11 January 2007

Copyright law is a mess

Copyrights were originally intended to encourage authors by granting them a limited monopoly on their creations. In a nutshell, if one creates an interesting work, one has the right to earn money from it - you can prohibit others from copying and selling your work, you receive the proceeds from sales and distribution.

With the advent of media giants, copyrights have become something else entirely. The interests of a company are very different from the interests of an individual, and companies never die. This has led to laws such as the DMCA (Digital Millenium Copyright Act), first enacted in America and subsequently in many other countries. First of all, the DMCA criminalizes copyright infringement (which used to be a purely civil matter). Second, it prohibits attempts to circumvent copy-protection methods - even where these methods restrict legitimate uses of the work. For example, if you purchase a CD, it is completely legal for you to copy the music to your MP3 player. But if the CD has some sort of copy protection on it, the DMCA calls you a criminal if you have circumvent this to make your copy.

What needs to be done, to return sanity to copyright law? Let's take a step back and look some underlying principles:

One important principle that has been forgotten (or deliberately ignored) by the lawmakers is this: while it is right and proper for the government to regulate what happens in the town square, the government has no business trying to control what you do in privacy.

If you take great pleasure in intricate programming, why shouldn't you crack a copy-protection scheme?
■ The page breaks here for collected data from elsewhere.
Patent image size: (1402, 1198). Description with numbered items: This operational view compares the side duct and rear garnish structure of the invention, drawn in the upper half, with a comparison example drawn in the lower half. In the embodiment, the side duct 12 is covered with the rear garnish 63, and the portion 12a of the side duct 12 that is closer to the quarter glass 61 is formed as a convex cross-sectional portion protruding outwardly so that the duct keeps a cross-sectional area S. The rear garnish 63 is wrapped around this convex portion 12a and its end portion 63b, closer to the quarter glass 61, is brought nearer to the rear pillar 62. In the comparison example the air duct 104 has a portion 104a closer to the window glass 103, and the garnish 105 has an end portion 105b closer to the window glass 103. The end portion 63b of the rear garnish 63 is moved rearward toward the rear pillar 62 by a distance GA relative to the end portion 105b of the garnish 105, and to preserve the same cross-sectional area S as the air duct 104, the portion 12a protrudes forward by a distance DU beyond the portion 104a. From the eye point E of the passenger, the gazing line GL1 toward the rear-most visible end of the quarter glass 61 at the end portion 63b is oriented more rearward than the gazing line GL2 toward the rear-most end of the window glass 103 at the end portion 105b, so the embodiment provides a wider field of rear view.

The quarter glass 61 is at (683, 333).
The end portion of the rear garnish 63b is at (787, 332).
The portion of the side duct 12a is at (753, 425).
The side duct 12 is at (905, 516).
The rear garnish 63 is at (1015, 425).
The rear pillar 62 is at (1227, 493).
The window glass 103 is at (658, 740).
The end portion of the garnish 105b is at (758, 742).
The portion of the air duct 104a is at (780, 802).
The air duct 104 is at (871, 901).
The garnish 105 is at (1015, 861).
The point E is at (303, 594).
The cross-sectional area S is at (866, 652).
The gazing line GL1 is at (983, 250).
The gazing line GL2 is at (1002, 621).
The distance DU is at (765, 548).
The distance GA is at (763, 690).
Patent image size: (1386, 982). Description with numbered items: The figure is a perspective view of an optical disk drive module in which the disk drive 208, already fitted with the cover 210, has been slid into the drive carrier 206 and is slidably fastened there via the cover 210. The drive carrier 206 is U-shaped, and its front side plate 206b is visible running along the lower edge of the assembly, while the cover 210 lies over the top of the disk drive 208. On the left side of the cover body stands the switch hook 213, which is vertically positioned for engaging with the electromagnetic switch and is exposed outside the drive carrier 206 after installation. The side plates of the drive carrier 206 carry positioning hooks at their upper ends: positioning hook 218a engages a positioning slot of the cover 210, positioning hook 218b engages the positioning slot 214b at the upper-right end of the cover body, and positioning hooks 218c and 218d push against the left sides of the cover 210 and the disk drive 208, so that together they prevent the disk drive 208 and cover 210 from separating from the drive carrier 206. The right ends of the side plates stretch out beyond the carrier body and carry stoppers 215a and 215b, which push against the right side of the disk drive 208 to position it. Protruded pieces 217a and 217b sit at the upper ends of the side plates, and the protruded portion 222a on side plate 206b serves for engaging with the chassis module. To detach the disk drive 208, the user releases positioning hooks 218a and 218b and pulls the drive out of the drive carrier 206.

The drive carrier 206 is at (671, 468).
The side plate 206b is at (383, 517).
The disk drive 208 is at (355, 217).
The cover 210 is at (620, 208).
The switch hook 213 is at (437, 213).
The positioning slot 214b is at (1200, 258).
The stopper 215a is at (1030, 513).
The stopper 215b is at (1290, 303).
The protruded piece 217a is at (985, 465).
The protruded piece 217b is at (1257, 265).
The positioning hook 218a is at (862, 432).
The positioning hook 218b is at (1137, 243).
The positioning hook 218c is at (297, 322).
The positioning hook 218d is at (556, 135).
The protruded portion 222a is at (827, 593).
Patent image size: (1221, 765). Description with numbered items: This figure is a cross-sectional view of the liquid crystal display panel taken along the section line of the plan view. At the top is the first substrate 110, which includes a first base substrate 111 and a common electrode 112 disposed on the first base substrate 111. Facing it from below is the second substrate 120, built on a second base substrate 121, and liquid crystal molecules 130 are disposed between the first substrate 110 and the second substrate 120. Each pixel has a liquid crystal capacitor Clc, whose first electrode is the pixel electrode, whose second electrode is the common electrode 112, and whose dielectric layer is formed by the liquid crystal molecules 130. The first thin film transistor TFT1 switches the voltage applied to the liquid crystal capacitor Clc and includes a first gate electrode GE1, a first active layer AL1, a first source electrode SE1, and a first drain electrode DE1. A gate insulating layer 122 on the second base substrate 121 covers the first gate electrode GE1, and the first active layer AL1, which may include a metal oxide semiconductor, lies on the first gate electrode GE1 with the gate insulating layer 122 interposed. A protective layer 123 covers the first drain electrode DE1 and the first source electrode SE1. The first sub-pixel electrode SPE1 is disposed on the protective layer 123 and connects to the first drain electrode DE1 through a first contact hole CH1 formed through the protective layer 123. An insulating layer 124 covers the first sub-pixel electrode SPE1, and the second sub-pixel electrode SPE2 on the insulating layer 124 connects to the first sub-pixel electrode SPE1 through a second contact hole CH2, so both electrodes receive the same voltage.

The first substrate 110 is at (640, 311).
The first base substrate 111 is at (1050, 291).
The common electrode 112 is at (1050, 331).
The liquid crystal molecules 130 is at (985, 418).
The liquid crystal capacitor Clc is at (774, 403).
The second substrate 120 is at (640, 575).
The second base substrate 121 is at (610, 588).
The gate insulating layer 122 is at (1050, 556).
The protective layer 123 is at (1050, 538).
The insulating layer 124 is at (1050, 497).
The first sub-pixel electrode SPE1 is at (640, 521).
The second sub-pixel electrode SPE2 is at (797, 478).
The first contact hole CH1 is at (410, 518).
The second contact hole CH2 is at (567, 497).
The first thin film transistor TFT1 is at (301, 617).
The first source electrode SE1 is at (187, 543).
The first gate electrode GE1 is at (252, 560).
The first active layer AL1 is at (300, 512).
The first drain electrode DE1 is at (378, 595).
If you do this at home, affecting no one else, why should anyone care. Of course, if you start distributing the result, it's a different matter - a straightforward case of copyright infringement, for which the old laws were perfectly adequate. But the DMCA is not really about copyright protection, but rather about coming into your living room and telling you what you can and cannot do on your own computer.

The second tangent: a fundamental principle of our legal system is that we are to be presumed innocent until proven guilty. And yet, on every DVD-recorder, on every copy machine the purchaser pays a fee. This fee is supposedly to recompense artists for copyright infringement. If you purchase such a device, you are presumed guilty. You cannot possibly prove yourself innocent - you must pay the fee!

There is now serious talk (at least in Europe - if it's not in the States, it will be soon), that there should be similar charges on any device capable of storing and replaying music or films. If this presumption of guilt is not offensive enough, think of the counterproductive effect. Imagine: if a teenager pays a $40 per gigabyte fee (that's the proposed amount) on a new MP3 player, said teenager is going to be damned sure to pirate at least $40 worth of music!

To summarize: the law - and enforcement of the law - should respect our basic rights. In particular:
  1. Privacy. As long as our activities do not directly impinge on others, they should be of no interest to the law. In your own house, you should be able to do anything you like with copyrighted material: copy it decrypt it, encrypt it, nail it to the bathroom wall. As long as your activities remain private, they are of no interest to anyone else.

  2. Innocent until proven guilty. No law or regulation should presume that we are going to behave illegally. We should pay no fees for infringement we haven't done. Content providers should not prevent us from making private copies (i.e., DRM) without notifying us in advance on the outer packaging so that we can choose not to buy their product. Our computers should not be able to disable our hardware because some hacker somewhere pirated content using the same model.

  3. A fine but important point that follows from both of the above: merely possessing illegally copied material should not be punishable. The punishable activity is the distribution: the person who copied and passed out the material. Too many end-consumers have been sued for downloading something in good faith - this should not happen.